If there is indeed an issue, can it be addressed by management? Several management options are available to conservationists managing existing populations or founding new populations of endangered bird species. The first is to pre-empt potential losses of immune function by acting to prevent or, at least, reduce the sizes of bottlenecks that populations go through. As Hale & Briskie (2007) note, it is likely that bottlenecks, less severe than those for which reduced measures of immune function have been documented, will avoid these issues. This reasoning is based on the fact that threshold population sizes above which bottleneck effects generally appear to be avoided have been identified for other bird life-history variables (Briskie & Mackintosh, 2004). Similar exploration of a potential population threshold for immune function would likewise provide much-needed guidance to conservationists.
If reduced immune function in bottlenecked bird populations is shown to be transitory, management solely to prevent challenge by infectious agents of concern during the initial period post-bottleneck may be all that is required before populations are once again resilient enough to withstand such challenges. Management to this end may take the form of disease screening of individuals being translocated between populations, population isolation and habitat management to reduce either the abundance of disease vectors (such as mosquitoes or ticks), or other stress factors on bird populations (Tompkins & Poulin, 2006).

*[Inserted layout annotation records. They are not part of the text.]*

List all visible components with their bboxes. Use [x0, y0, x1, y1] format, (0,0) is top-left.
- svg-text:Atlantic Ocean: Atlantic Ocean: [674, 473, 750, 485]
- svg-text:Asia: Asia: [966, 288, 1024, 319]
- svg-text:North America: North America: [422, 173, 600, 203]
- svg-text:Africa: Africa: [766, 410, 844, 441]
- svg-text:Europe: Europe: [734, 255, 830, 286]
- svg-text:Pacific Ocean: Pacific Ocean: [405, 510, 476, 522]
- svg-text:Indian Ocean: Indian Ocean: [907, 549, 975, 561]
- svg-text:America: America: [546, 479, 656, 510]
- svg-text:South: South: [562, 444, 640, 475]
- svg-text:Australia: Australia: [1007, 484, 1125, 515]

If reduced immune function in bottlenecked bird species is shown not to be transitory, management to restore such function would also be necessary; otherwise, control of infectious agents would always be required. Theoretically, if losses in immune function experienced when passing through population bottlenecks are caused by reductions in genetic variation, restoration of such variation through outbreeding (achieved by moving either gametes or individuals between populations) would reverse that loss. Although demonstrating such a reverse with wild populations of endangered birds is likely to be impractical, a proof of concept experiment involving captive individuals would provide much-needed information on whether such management of immune function is possible. Evidence that hybridization with closely related species improves immune function in relatively inbred wild bird populations suggests that such within-species management would indeed be successful (Tompkins et al., 2006).